For these reasons there will be judgment for the Claimant for 50% of his damages for the consequences of his injuries which are to be assessed at a later hearing.

46.

The Claimant is entitled in addition to a modest sum of damages for unlawful imprisonment which does not take the injuries into account. The assessment of such a sum is an arbitrary and unsatisfactory exercise. He was driven away from his home for about ¾ mile unlawfully. Taken on its own, this would be an irritating and unsettling incident, but not one with any serious consequences. Had he left the vehicle when it was stationary at lights, the impact of the abduction would have been transitory.

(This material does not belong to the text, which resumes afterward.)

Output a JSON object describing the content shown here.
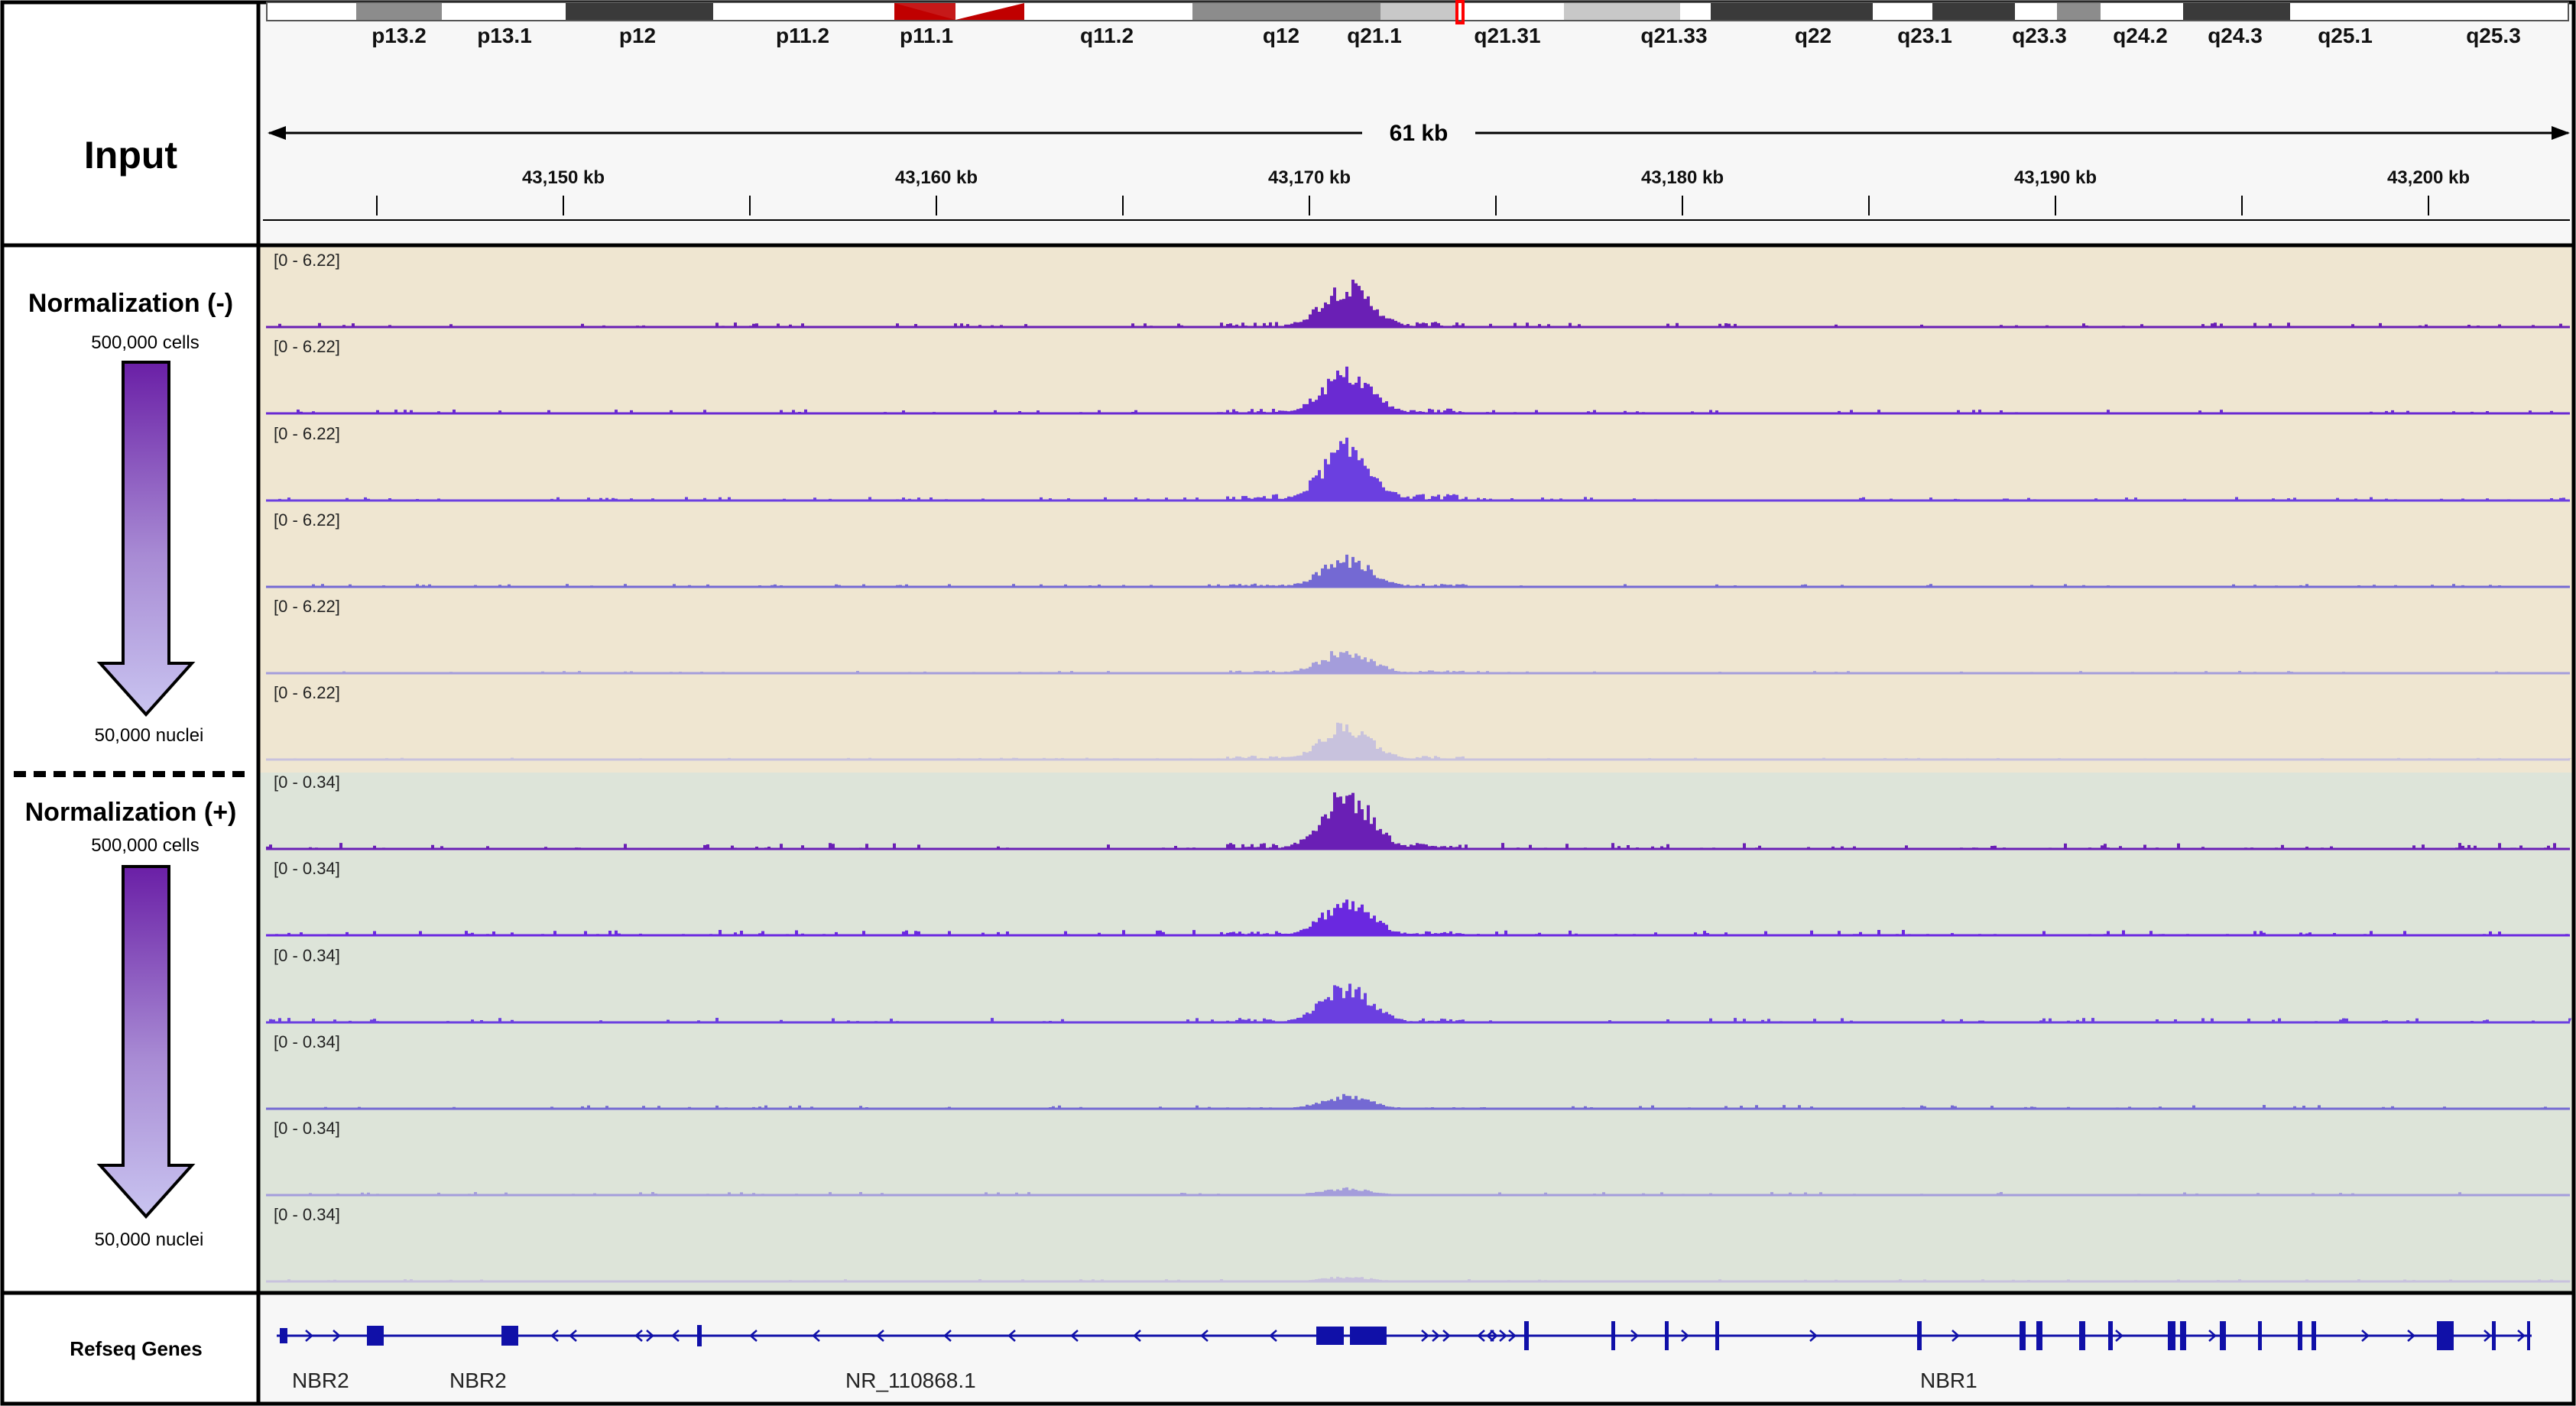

I have broadly accepted the evidence of the Defendant and therefore find that his intention was not to do anything other than to return him to the rank where he would be released. This is the kind of conduct which creates a significant risk to life and limb as this case, and Beaumont v. Ferrer, both demonstrate. Where, as here, it occurred because of a misunderstanding about the intentions of the Claimant and not because he was intending to evade payment of the fare a modest increase in the award to include aggravated damages is appropriate. A sum of £250 is, in my judgment, sufficient to mark the wrongful conduct of the Defendant leaving the injuries aside.

47.

For the reasons given in a Form N460 I have acceded to the applications for permission to appeal submitted by both parties. I am therefore required to state that this is a final judgment and that appeal lies to the Court of Appeal Civil Division. An important factor in the grant of permission is the fact that the appeal in Beaumont v. Ferrer for which Jackson LJ has granted permission as I have noted above is now listed for July 2015. I therefore direct that Notices of Appeal must be lodged within 14 days and that the case should be placed before the Lord Justice managing that appeal to consider whether the cases should be heard by the same constitution and, if so, how that may be achieved. When lodging their Notices of Appeal the parties should also lodge brief written submissions on that issue.